Laying down the procedures to be followed in implementing the Cabinet decision, the direction letter states: "NITI Aayog, in terms of the extant procedure, will make recommendations with regard to the CPSES under Strategic Sectors, that are to be retained under the Government Control or to be considered for privatization or merger or subsidiarization with another PSE or for closure. Their recommendations will be considered by the Core Group of Secretaries on Disinvestment (CGD). The Alternative Mechanism (AM) for strategic disinvestment, as approved by CCEA on 16.08.2017, comprising of the Finance Minister, Ministers of the Administrative Ministries concerned, and the Minister of Road Transport and Highways shall consider the recommendations of CGD and approve the CPSES to be retained under Government control or to be considered for privatization or merger or subsidiarization with another PSE or for closure".

This will be followed by DIPAM moving proposals for obtaining "In-principle' approval from the CCEA for strategic disinvestment of a specific PSE from time to time, on a case-to-case basis.
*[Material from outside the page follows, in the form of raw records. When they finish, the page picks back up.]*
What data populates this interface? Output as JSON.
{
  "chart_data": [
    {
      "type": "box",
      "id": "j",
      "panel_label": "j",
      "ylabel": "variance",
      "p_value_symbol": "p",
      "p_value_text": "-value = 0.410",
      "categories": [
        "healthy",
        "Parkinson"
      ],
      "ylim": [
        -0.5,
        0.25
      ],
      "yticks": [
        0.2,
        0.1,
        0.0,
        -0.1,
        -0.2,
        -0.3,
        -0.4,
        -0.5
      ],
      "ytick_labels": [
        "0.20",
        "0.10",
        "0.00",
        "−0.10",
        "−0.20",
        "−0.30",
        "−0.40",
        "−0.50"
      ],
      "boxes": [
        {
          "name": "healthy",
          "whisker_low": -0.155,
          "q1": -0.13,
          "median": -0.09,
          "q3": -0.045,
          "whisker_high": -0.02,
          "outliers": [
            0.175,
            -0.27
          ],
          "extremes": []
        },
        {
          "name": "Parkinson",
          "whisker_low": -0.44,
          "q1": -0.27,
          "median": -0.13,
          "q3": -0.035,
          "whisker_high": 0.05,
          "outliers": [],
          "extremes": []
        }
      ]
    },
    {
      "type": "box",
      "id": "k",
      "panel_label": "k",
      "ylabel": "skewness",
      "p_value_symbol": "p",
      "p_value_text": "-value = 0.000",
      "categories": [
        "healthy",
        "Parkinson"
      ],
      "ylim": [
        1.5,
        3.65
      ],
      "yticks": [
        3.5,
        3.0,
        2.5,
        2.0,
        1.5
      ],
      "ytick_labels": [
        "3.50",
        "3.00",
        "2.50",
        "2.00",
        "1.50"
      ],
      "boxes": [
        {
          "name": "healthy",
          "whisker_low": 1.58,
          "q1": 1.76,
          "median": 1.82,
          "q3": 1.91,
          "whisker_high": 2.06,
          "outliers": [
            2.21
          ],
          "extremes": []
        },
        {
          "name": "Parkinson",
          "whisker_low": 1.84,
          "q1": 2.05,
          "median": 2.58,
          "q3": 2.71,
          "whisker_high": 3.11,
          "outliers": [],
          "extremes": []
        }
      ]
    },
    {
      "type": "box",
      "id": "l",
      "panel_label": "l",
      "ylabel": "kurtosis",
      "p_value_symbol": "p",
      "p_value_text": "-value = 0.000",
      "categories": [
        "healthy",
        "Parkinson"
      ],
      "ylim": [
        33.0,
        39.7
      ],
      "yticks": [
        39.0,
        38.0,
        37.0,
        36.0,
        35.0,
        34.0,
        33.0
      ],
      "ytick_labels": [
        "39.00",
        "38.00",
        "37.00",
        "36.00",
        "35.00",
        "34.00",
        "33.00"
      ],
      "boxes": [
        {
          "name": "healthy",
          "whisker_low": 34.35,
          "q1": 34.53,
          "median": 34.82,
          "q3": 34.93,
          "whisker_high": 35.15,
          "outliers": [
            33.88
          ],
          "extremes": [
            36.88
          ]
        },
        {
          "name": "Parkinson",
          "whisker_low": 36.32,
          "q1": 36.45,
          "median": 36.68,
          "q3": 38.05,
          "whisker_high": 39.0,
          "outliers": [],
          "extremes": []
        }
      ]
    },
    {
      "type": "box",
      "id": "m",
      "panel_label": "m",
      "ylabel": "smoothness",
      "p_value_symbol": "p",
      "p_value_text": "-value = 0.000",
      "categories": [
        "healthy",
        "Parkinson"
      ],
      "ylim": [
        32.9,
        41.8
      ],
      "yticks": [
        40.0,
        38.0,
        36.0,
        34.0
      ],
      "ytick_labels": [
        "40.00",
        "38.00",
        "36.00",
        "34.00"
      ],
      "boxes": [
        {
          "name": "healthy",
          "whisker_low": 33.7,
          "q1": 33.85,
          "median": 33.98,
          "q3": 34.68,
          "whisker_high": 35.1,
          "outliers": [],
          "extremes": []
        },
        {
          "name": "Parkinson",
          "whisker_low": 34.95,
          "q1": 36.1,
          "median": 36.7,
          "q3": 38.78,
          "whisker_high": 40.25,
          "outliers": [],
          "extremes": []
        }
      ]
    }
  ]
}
The timing for specific transactions will, however, be contingent, inter alia, on the considerations of appropriate sequencing, sectoral trends, administrative feasibility, investors' interest, etc.

The direction letter makes it clear that "the ongoing transactions for strategic disinvestment of CPSES will not be affected by this policy and shall continue to be undertaken as per the extant procedure".

Among the classes of public sector entities kept out of the scope of the new PSE Policy for Atmanirbhar Bharat are entities in the nature of Development and Regulatory Authorities/ Bodies, Autonomous Organizations, Trusts, Development financing/ refinancing institutions, some of which have been created through the Acts of Parliament.

Major Port Trusts and Airport Authority of India created under the Acts of Parliament have also been kept out of new policy directions. Departments of the Government such as Railways and Posts that undertake commercial operations with a development mandate have also been excluded from the scope of the new policy.

Further, not-for-profit companies for various promotional purposes created under Section 8 of the Companies Act, 2013 (or Section 25 of Companies Act, 1956) or under the Societies Registration Act, 1860 or the Indian Trust Act, 1882 are also out of bounds.

Also kept out are CPSEs concerned with the following purposes:

(a) providing support to vulnerable groups through the financing of SCs, STs, Minorities, Backward Classes, and Safai Karamcharis, etc, or, manufacturing aids and appliances for Divyang.

(b) assisting farmers in mainly getting access to seeds; promoting innovation in agriculture; or, procurement and distribution of food for the Public Distribution System.

(c) Security Printing and Minting.

(d) maintaining critical data having bearing on national security.